• Slimen Elkamel

    LIGNE(S) DE VIE 

     

    SEPTEMBER 6 - OCTOBER 11, 2025

     

    PARIS

  • Mariane Ibrahim is pleased to present Ligne(s) de vie, a solo exhibition by Slimen Elkamel, whose figures drift through weightless, theatrical spaces, liberated from realism and gravity.  

     

    Working on black-primed canvases, Elkamel builds his images through thousands of tiny acrylic dots, as if opening the jaws of a monstrous creature made of darkness and liberating the devoured lights from its interior, returning them to the world, alive and undulating. The analogy is not so much that of the artist as a hero, but rather that of the artist as a storyteller, gently weaving a narrative that allows us, by observing it, to become co-authors. 

     

    Rooted in the oral traditions of rural Tunisia and inspired by his daily writing practice, Elkamel treats storytelling as a plastic, flexible material—transforming with each retelling, becoming more intense, moving, or joyful depending on the moment. Like tales that are never told the same way twice, his paintings are open narratives that vibrate between memory, emotion, and color.  

     

    Formally, the artist navigates a semi-abstract, perspective-free space that is both narrative and self-referential, creating autonomous universes that recall the visionary fantasies of Henry Darger as much as the mosaics of ancient Mediterranean civilizations. His layered pictorial structures evoke works from the Italian Primitives, where narrative planes stack around mountains, forests, and skies. 

     

    Elkamel’s visual language, steeped in magical realism and ecological sensitivity, offers a sensuous meditation on transformation, memory, and renewal through a proximity with the natural world.
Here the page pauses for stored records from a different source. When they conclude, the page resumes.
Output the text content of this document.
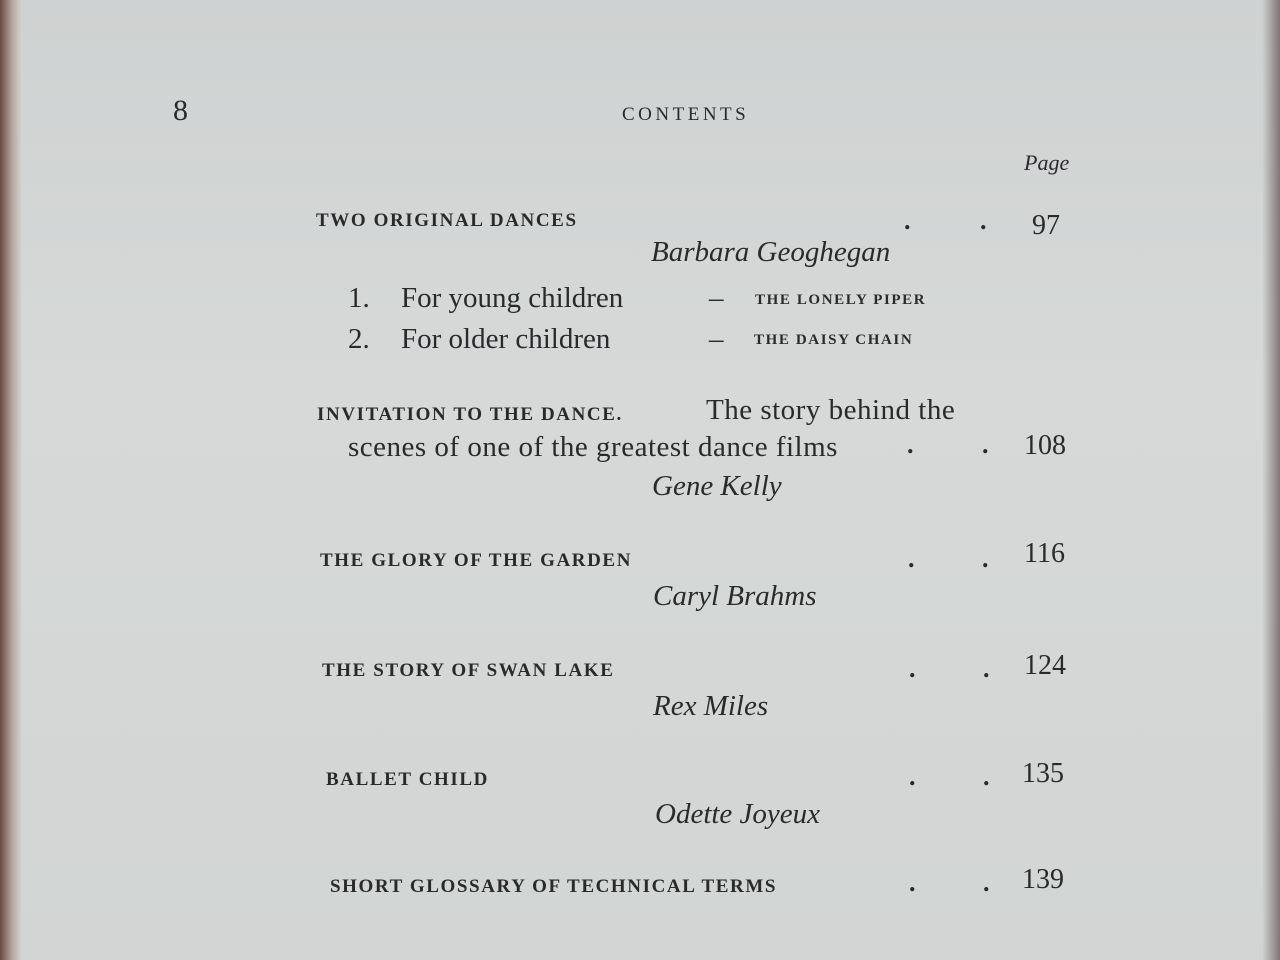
8	CONTENTS
Page
TWO ORIGINAL DANCES	.	. 97
Barbara Geoghegan
1. For young children	– THE LONELY PIPER
2. For older children	– THE DAISY CHAIN
INVITATION TO THE DANCE.	The story behind the
scenes of one of the greatest dance films	.	. 108
Gene Kelly
THE GLORY OF THE GARDEN	.	. 116
Caryl Brahms
THE STORY OF SWAN LAKE	.	. 124
Rex Miles
BALLET CHILD	.	. 135
Odette Joyeux
SHORT GLOSSARY OF TECHNICAL TERMS	.	. 139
His technique resonates with the history of mechanical image-making, where color emerges from the strict arrangement of microscopic dots into orderly grids. Elkamel disrupts this logic: his points break free from alignment, refusing to coalesce into a single image. This refusal becomes a gesture of resistance, inviting us to step away from the regimented, pixelated world of mass reproduction and toward a more tactile, analog realm: one that feels alive, pulsing, and imperfect, like the rhythm of nature itself. 

     

    In Ligne(s) de vieElkamel invites us to slow down and reorient our senses toward intuition, imagination, and attentive seeing. His work reminds us that rest, like reverie, is generative; through the act of dreaming with the land, we may begin to rediscover other ways of being, becoming, and belonging.  

     

    - Marisol Rodriguez

  • Slimen Elkamel was born in 1983 in Mazouna, in the region of Sidi Bouzid, Tunisia. Nourished by popular storytelling, his...
    Slimen Elkamel was born in 1983 in Mazouna, in the region of Sidi Bouzid, Tunisia. Nourished by popular storytelling, his childhood was deeply shaped by the imagination of a rural environment where the tradition of folktales and popular poetry thrived. His studies at the Higher Institute of Fine Arts in Tunis enabled him to crystallize this literary and intellectual heritage into a singular artistic practice. A practice whose genesis begins with writing, drawing its resources from his own texts - sometimes poetic or literary, sometimes memorial or improvised.
     
    This daily exercise of writing, while setting boundaries, simultaneously expands the horizons of his visual universe. Closely aligned with free figuration, the artist questions the relationship between reality and imagination through the dramatization of constellated imagery. Figures of reality seem to levitate within a space of imagination and proliferation, where social and popular narratives are transfigured into a surreal vision. Images of memory and fragments of reality drawn from everyday media intersect within a pictorial field where, on the surface of the canvas, a continuous dialogue emerges - not to recount a single story, but to celebrate a festival of narratives.
     
    Elkamel’s paintings do not aim to illustrate or retell folktales. Instead, they plant the seeds of stories we are invited to imagine and reconstruct ourselves. In this way, the artist invites us to take part in a shared narrative space - to engage in the writing of our own heroism or defeat. The tale, he suggests, has the power to loosen the grip of reason, allowing us to inhabit other forms of being - human, vegetal, animal - and, through these metamorphoses, to return to a deeper understanding of our shared essence: to be, among all beings, born of the same breath.